Des personnes physiques ou morales, publiques ou privées, peuvent adhérer dans les conditions prévues par les statuts à la "Fondation du patrimoine" à condition de s'acquitter d'une cotisation annuelle dont le montant est déterminé par le conseil d'administration. Cette adhésion ouvre droit aux avantages prévus par les statuts.

Art. 4.

Les fondateurs sont tenus des dettes de la "Fondation du patrimoine" à proportion de leur part dans les apports.

Les créanciers de la "Fondation du patrimoine" ne peuvent poursuivre les fondateurs pour le paiement des dettes de celle-ci qu'après l'avoir préalablement et vainement poursuivie.

Art. 5.

Les biens visés au quatrième alinéa de l'article 2, dont la "Fondation du patrimoine" est propriétaire, ne peuvent être saisis par ses créanciers. Cette disposition n'affecte pas les droits des créanciers du précédent propriétaire d'un bien lorsqu'ils ont fait l'objet d'une publication régulière.

Art. 6.

La "Fondation du patrimoine" est administrée par un conseil d'administration dont le président est nommé par décret sur proposition du conseil d'administration.

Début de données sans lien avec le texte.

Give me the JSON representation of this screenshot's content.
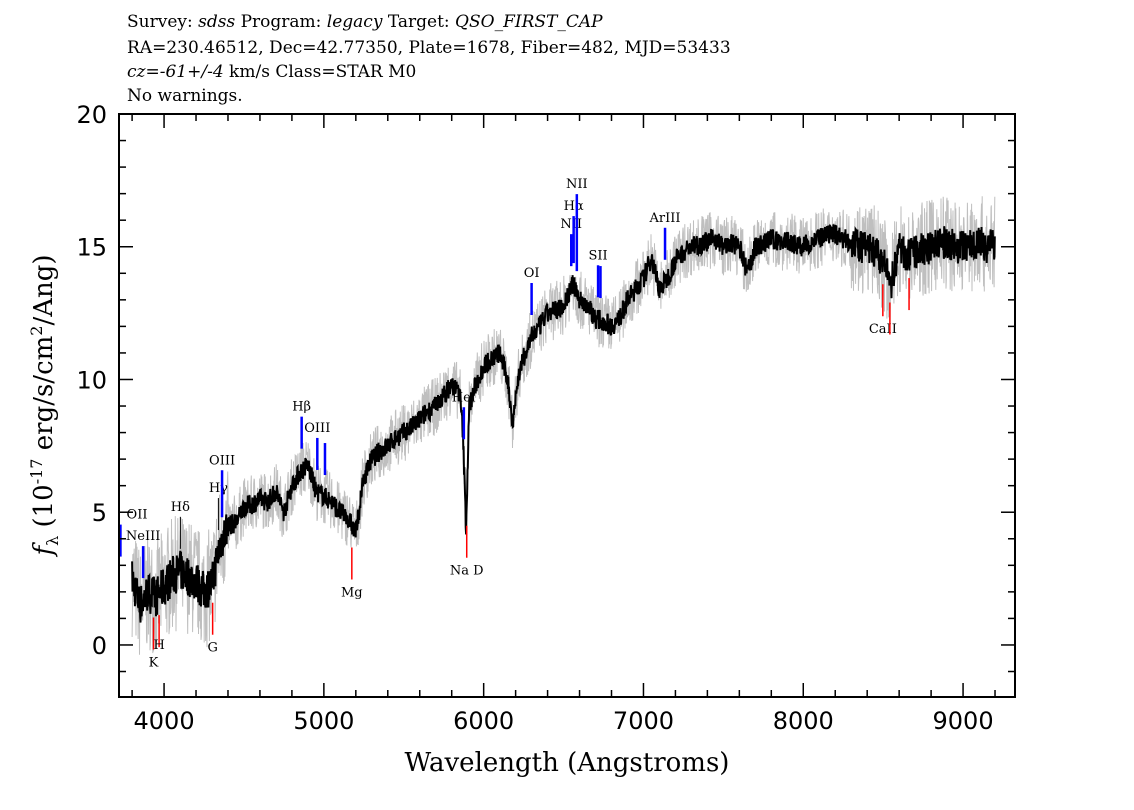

Outre son président, le conseil d'administration est composé :

1° d'un représentant de chacun des fondateurs, disposant chacun d'un nombre de voix déterminé proportionnellement à sa part dans les apports, dans la limite du tiers du nombre total des voix ;

2° d'un sénateur, désigné par le président du Sénat, et d'un député, désigné par le président de l'Assemblée nationale ;

3° de représentants de l'État ;

4° de représentants élus des membres adhérents de la "Fondation du patrimoine".

Les représentants des fondateurs doivent disposer ensemble de la majorité absolue des voix au conseil d'administration.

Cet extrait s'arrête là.